A rua Augusta e a fraternidade universal
Quando o sol se põe e a noite chega é como se Deus removesse do céu o seu olho gigante e incandescente e deixasse o mundo momentaneamente sem supervisão. E então é como se seus habitantes, que passam as horas claras do dia mantendo a compostura e cumprindo seus contratos sociais, percebessem que “o chefe saiu”.
Talvez isto justifique o que se vê à noite na Rua Augusta. Desde que me mudei pra São Paulo eu comecei a criar um fascínio cada vez maior por ela - mais especificamente pela “baixa Augusta” – a parte onde ficam os inferninhos, puteiros, botecos e casas noturnas.

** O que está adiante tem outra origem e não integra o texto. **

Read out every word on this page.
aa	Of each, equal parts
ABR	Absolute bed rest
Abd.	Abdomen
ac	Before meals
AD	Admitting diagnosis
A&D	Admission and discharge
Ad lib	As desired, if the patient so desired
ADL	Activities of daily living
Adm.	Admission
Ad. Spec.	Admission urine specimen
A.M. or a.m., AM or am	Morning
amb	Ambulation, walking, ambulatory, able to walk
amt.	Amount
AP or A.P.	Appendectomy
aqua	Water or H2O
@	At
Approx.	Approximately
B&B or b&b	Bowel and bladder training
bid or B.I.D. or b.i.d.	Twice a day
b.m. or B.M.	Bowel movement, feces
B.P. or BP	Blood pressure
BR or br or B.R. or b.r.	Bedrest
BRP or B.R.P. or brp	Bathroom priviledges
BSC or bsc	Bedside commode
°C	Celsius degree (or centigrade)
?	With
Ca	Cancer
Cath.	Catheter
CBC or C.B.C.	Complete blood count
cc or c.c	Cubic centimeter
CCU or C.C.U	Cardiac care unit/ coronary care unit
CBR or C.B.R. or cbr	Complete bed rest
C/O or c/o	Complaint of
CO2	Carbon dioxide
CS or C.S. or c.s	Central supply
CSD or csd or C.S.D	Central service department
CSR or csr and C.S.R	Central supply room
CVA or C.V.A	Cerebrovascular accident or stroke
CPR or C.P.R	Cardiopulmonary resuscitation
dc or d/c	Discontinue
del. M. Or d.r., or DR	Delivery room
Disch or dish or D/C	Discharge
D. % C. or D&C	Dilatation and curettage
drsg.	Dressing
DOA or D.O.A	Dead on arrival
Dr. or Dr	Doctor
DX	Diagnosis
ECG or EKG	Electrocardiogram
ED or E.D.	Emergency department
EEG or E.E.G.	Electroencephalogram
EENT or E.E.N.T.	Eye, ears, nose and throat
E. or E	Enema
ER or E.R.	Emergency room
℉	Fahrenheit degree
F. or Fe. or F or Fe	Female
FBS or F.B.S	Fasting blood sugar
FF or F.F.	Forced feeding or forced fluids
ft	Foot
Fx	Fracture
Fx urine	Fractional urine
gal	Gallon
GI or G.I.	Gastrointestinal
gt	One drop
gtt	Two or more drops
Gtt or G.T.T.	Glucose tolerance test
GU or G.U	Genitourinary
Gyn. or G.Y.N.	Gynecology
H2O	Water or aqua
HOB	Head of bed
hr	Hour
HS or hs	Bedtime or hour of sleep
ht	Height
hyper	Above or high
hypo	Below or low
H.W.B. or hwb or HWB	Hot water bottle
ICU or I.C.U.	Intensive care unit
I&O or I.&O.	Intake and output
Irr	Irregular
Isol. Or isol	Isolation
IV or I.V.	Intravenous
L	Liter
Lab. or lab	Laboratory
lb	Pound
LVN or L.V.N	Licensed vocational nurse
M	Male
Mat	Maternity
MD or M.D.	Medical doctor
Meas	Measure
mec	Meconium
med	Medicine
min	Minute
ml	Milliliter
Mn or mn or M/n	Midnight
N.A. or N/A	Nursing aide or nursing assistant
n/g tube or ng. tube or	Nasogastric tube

Andar pela Augusta tarde da noite é surreal. De um lado do passeio tem uma mini-equipe de produção com câmeras e holofotes entrevistando as pessoas que passam. Mais adiante tem uma rodinha de violão, depois um grupo de moleques praticamente uniformizados com seus pretos e piercings na porta de uma boate. Há muitas câmeras, muitos celulares e muita gente gritando “onde você tá?” neles, para encontrar os amigos no meio daquele pandemônio. As paredes são cobertas de pichações e cartazes de artistas urbanos: um deles diz, em letras garrafais: “AMOR É IMPORTANTE, PORRA”. Os seguranças da porta das casas de shows adultos divulgam as atrações: “mulheres bonitas, quantidade e qualidade!”, diz um deles. “Todas apertadinhas”, diz outro. Mesmo se você estiver acompanhado, não tem problema. “Temos mesa pra casal”, dizem eles.

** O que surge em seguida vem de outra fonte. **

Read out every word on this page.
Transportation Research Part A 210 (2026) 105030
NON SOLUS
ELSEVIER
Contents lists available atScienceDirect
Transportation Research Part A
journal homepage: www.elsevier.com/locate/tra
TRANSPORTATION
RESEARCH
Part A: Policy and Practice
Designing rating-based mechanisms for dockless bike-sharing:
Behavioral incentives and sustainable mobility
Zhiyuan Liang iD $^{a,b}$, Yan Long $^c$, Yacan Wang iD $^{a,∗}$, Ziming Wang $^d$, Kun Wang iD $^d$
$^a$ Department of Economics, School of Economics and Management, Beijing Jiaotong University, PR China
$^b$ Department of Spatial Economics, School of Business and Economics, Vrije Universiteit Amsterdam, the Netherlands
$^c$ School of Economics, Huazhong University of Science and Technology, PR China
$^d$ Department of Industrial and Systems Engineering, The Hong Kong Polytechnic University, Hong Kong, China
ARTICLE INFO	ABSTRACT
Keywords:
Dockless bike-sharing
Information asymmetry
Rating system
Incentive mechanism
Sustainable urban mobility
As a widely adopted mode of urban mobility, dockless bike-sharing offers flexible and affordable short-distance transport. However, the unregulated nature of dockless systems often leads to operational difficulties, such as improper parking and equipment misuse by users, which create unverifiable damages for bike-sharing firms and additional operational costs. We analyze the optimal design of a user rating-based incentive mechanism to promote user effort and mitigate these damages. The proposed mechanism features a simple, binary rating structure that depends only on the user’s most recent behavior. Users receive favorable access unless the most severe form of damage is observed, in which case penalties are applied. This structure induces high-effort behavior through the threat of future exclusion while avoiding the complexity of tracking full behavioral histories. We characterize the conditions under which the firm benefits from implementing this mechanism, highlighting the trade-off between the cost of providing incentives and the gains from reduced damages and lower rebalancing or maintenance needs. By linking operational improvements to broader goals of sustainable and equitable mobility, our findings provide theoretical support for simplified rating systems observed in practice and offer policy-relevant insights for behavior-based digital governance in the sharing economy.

Ontem eu estava lá, com esposa e amigos, na porta do Inferno Club – uma casa de shows com um neon vermelho clássico na fachada, portas acolchoadas e reproduções de quadros de Hieronymus Bosch nas paredes. Um dos amigos que estava conosco não estava acostumado a “sair de balada” e estava visivelmente assustado. Então eu disse a ele alguma coisa mais ou menos assim:
- Não precisa se preocupar. Você olha pras pessoas e parece que elas vão te atacar e te matar, mas na verdade todo mundo está aqui com o mesmo objetivo: se divertir.
E é por isso que eu me sentia tranquilo no meio daquilo tudo. Todo mundo estava ali para, à sua maneira, exorcisar seus próprios demônios; fugir um pouco das vistas do olho incandescente de Deus e dar vazão aos desejos tortos que ficam engavetados de segunda à sexta. E por isso é como se todo mundo estivesse unido pelo desejo comum de se divertir.
A rua Augusta talvez seja um dos poucos lugares aonde o ser humano se comporte de maneira genuinamente fraternal.